The City Council was initially sympathetic to those arguments, but has since backed away. In the latest iteration of the draft ordinance – (the council will vote June 3) – there can be up to one recreational dispensary per block on Main Avenue between Fifth and 14th streets – as well as on East Second Avenue downtown – provided all of the setback requirements governing proximity to schools, parks and drug treatment facilities are met. That would limit the options for locating a dispensary somewhat, but it is a far cry from council’s initial stance that perhaps Bodo Industrial Park or North Main Avenue would be better locations for the marijuana industry. It was not a very compelling position for anyone other than downtown merchants uninterested in welcoming marijuana retailers into their midst.
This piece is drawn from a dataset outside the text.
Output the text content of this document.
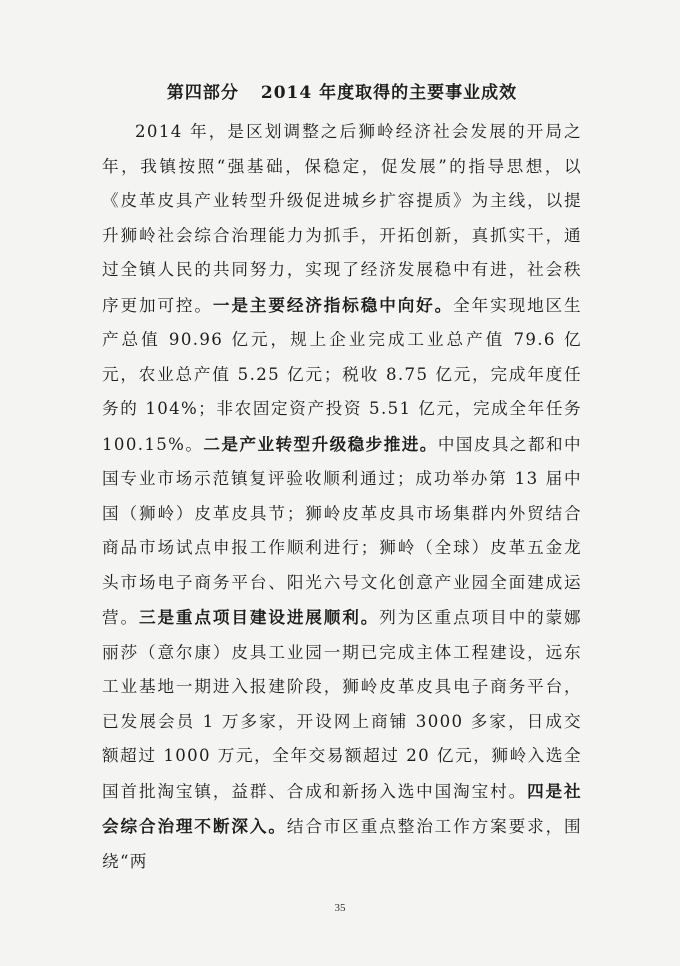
第四部分 2014 年度取得的主要事业成效

2014 年，是区划调整之后狮岭经济社会发展的开局之年，我镇按照“强基础，保稳定，促发展”的指导思想，以《皮革皮具产业转型升级促进城乡扩容提质》为主线，以提升狮岭社会综合治理能力为抓手，开拓创新，真抓实干，通过全镇人民的共同努力，实现了经济发展稳中有进，社会秩序更加可控。一是主要经济指标稳中向好。全年实现地区生产总值 90.96 亿元，规上企业完成工业总产值 79.6 亿元，农业总产值 5.25 亿元；税收 8.75 亿元，完成年度任务的 104%；非农固定资产投资 5.51 亿元，完成全年任务 100.15%。二是产业转型升级稳步推进。中国皮具之都和中国专业市场示范镇复评验收顺利通过；成功举办第 13 届中国（狮岭）皮革皮具节；狮岭皮革皮具市场集群内外贸结合商品市场试点申报工作顺利进行；狮岭（全球）皮革五金龙头市场电子商务平台、阳光六号文化创意产业园全面建成运营。三是重点项目建设进展顺利。列为区重点项目中的蒙娜丽莎（意尔康）皮具工业园一期已完成主体工程建设，远东工业基地一期进入报建阶段，狮岭皮革皮具电子商务平台，已发展会员 1 万多家，开设网上商铺 3000 多家，日成交额超过 1000 万元，全年交易额超过 20 亿元，狮岭入选全国首批淘宝镇，益群、合成和新扬入选中国淘宝村。四是社会综合治理不断深入。结合市区重点整治工作方案要求，围绕“两

35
The council was right to look more broadly in crafting its rules.
The city is nesting its rules within the parameters set by the state. Those guidelines allow municipalities to be more restrictive if they choose – even to the point of disallowing marijuana sales altogether. That allows cities and counties to craft rules appropriate for their communities. While the state allows for recreational marijuana sales between 8 a.m. and midnight, localities can modify those hours if they choose. Durango’s draft ordinance establishes an 8 a.m.–8 p.m. window. That is appropriate; very few retail businesses are open much later into the evening, and marijuana social clubs – where the substance could be consumed, a la drinking establishments – are expressly prohibited in the city.
The city has conducted a thorough process in crafting and vetting its retail marijuana ordinance and should be commended for being responsive to input while remaining in line with state rules as well as embracing the new marijuana frontier. It is an opportunity for the city and entrepreneurs, but one to be addressed seriously and realistically. The City Council has done so thus far.